Un avocat montréalais d’expérience a plaidé coupable mercredi à des accusations d’évasion fiscale pour avoir éludé de l’impôt fédéral en encaissant près d’un demi-million de dollars provenant, à son insu, d’un stratagème frauduleux. Me Emile-Haim Benamor a ainsi été condamné à une amende de 136 000 $.

Louis-Samuel Perron Louis-Samuel Perron
La Presse

Le juriste de 58 ans a volontairement omis de déclarer des revenus de 469 591 $ provenant de 21 traites bancaires encaissées dans un compte personnel lors des années fiscales 2012 et 2013. En plus de l’amende salée, l’avocat devra payer la totalité de ses impôts dus, de même que les intérêts imposés par l’Agence du revenu du Canada (ARC).

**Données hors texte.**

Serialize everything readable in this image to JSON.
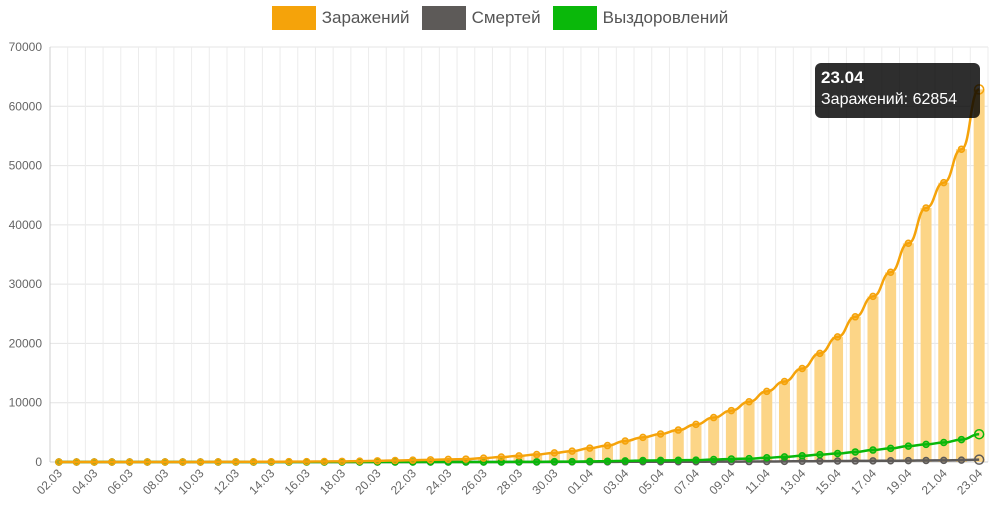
{
  "chart_data": {
    "type": "bar+line",
    "title": "",
    "xlabel": "",
    "ylabel": "",
    "ylim": [
      0,
      70000
    ],
    "y_ticks": [
      0,
      10000,
      20000,
      30000,
      40000,
      50000,
      60000,
      70000
    ],
    "grid": true,
    "legend_position": "top",
    "categories": [
      "02.03",
      "03.03",
      "04.03",
      "05.03",
      "06.03",
      "07.03",
      "08.03",
      "09.03",
      "10.03",
      "11.03",
      "12.03",
      "13.03",
      "14.03",
      "15.03",
      "16.03",
      "17.03",
      "18.03",
      "19.03",
      "20.03",
      "21.03",
      "22.03",
      "23.03",
      "24.03",
      "25.03",
      "26.03",
      "27.03",
      "28.03",
      "29.03",
      "30.03",
      "31.03",
      "01.04",
      "02.04",
      "03.04",
      "04.04",
      "05.04",
      "06.04",
      "07.04",
      "08.04",
      "09.04",
      "10.04",
      "11.04",
      "12.04",
      "13.04",
      "14.04",
      "15.04",
      "16.04",
      "17.04",
      "18.04",
      "19.04",
      "20.04",
      "21.04",
      "22.04",
      "23.04"
    ],
    "series": [
      {
        "name": "Заражений",
        "color": "#f5a30a",
        "bar_color": "#fcd587",
        "values": [
          3,
          3,
          3,
          4,
          4,
          4,
          10,
          10,
          10,
          17,
          28,
          34,
          45,
          59,
          63,
          90,
          114,
          147,
          199,
          253,
          306,
          367,
          438,
          495,
          658,
          840,
          1036,
          1264,
          1534,
          1836,
          2337,
          2777,
          3548,
          4149,
          4731,
          5389,
          6343,
          7497,
          8672,
          10158,
          11917,
          13584,
          15770,
          18328,
          21102,
          24490,
          27938,
          32008,
          36897,
          42853,
          47121,
          52763,
          62854
        ]
      },
      {
        "name": "Смертей",
        "color": "#5d5a58",
        "values": [
          0,
          0,
          0,
          0,
          0,
          0,
          0,
          0,
          0,
          0,
          0,
          0,
          0,
          0,
          0,
          0,
          0,
          1,
          1,
          1,
          1,
          1,
          1,
          3,
          3,
          3,
          4,
          8,
          9,
          17,
          24,
          30,
          33,
          37,
          40,
          42,
          48,
          56,
          66,
          76,
          84,
          105,
          128,
          143,
          164,
          183,
          195,
          213,
          229,
          259,
          277,
          318,
          394
        ]
      },
      {
        "name": "Выздоровлений",
        "color": "#0ab80a",
        "values": [
          0,
          0,
          0,
          0,
          0,
          0,
          0,
          0,
          0,
          0,
          0,
          0,
          0,
          0,
          0,
          0,
          0,
          0,
          0,
          0,
          1,
          1,
          2,
          4,
          5,
          9,
          20,
          26,
          57,
          63,
          105,
          135,
          182,
          247,
          270,
          296,
          317,
          420,
          516,
          561,
          718,
          863,
          1045,
          1241,
          1434,
          1694,
          2016,
          2302,
          2681,
          2971,
          3287,
          3783,
          4685
        ]
      }
    ],
    "x_tick_labels": [
      "02.03",
      "04.03",
      "06.03",
      "08.03",
      "10.03",
      "12.03",
      "14.03",
      "16.03",
      "18.03",
      "20.03",
      "22.03",
      "24.03",
      "26.03",
      "28.03",
      "30.03",
      "01.04",
      "03.04",
      "05.04",
      "07.04",
      "09.04",
      "11.04",
      "13.04",
      "15.04",
      "17.04",
      "19.04",
      "21.04",
      "23.04"
    ],
    "tooltip": {
      "title": "23.04",
      "body": "Заражений: 62854"
    }
  }
}
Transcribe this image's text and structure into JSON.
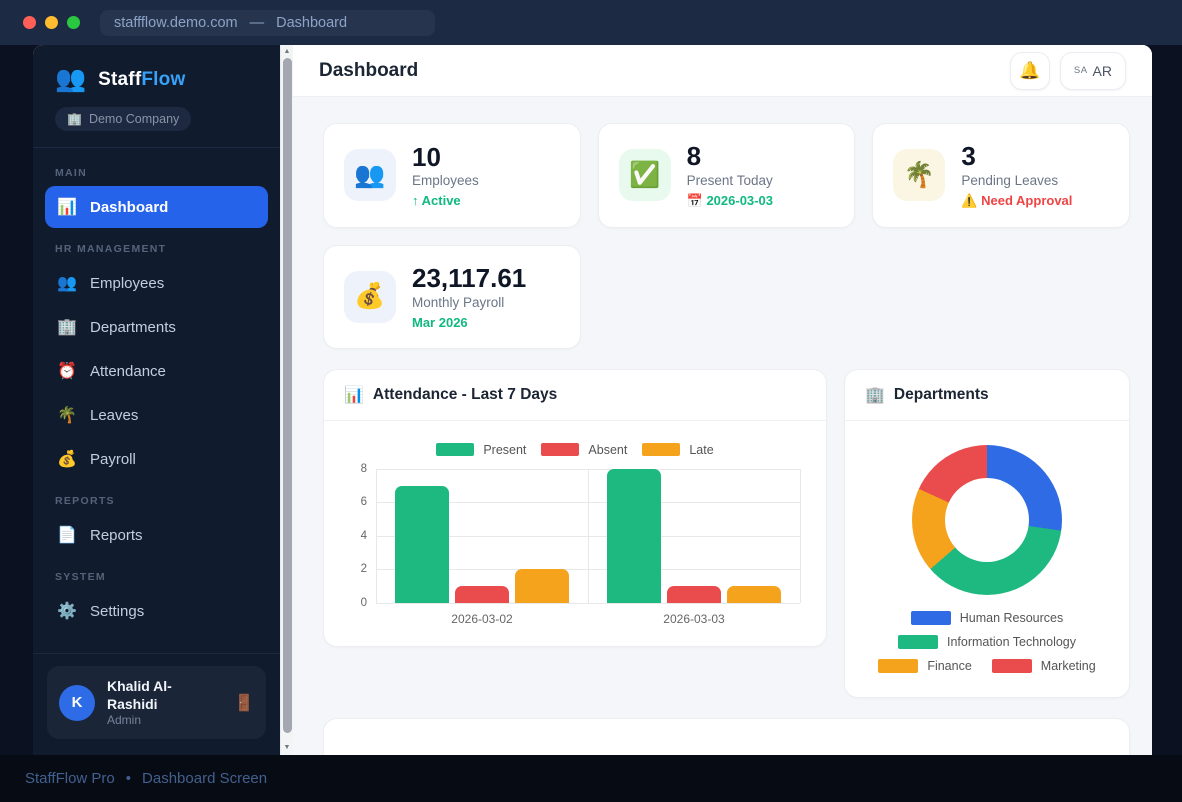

L’enquête de L’ARC a été initiée par des informations obtenues de la Gendarmerie royale du Canada (GRC) indiquant que Me Benamor aurait reçu « plusieurs traites bancaires dont les fonds sont suspects », soutient le résumé conjoint des faits déposé au dossier de cour.

Au terme d’une enquête de trois ans qui a nécessité la rencontre de dizaines de témoins, l’ARC a découvert que l’accusé avait déposé 21 traites bancaires dans son compte personnel afin de diminuer le solde de sa marge de crédit. Selon l’ARC, les traites constituaient un revenu imposable qui aurait dû être déclaré à l’impôt.

Toutefois, l’enquête ne démontre pas que Me Benamor avait « connaissance que l’origine des fonds provenait d’un stratagème frauduleux. En effet, aucun des émetteurs des traites n’est un client de la pratique d’avocat de Me Benamor, ni l’un de ses locataires ou encore un créancier d’un de ses immeubles locatifs », indique le document judiciaire.

Ces infractions pénales ne sont ainsi pas liées à la pratique d’avocat de Me Benamor, qui détient plusieurs entreprises et société dont Les Immeubles Émile Benamor. Notons que le résumé des faits ne donne aucun détail sur le stratagème frauduleux ou sur l’origine des traites bancaires.

En salle d’audience, la procureure de la Couronne fédérale Me Josée Pratte a indiqué au juge de paix Pierre Fortin que l’accusé plaidait coupable lors de sa comparution, et ce, avant même la divulgation complète de la preuve. Représenté par un avocat, Emile-Haim Benamor n’était pas présent pour reconnaître sa culpabilité.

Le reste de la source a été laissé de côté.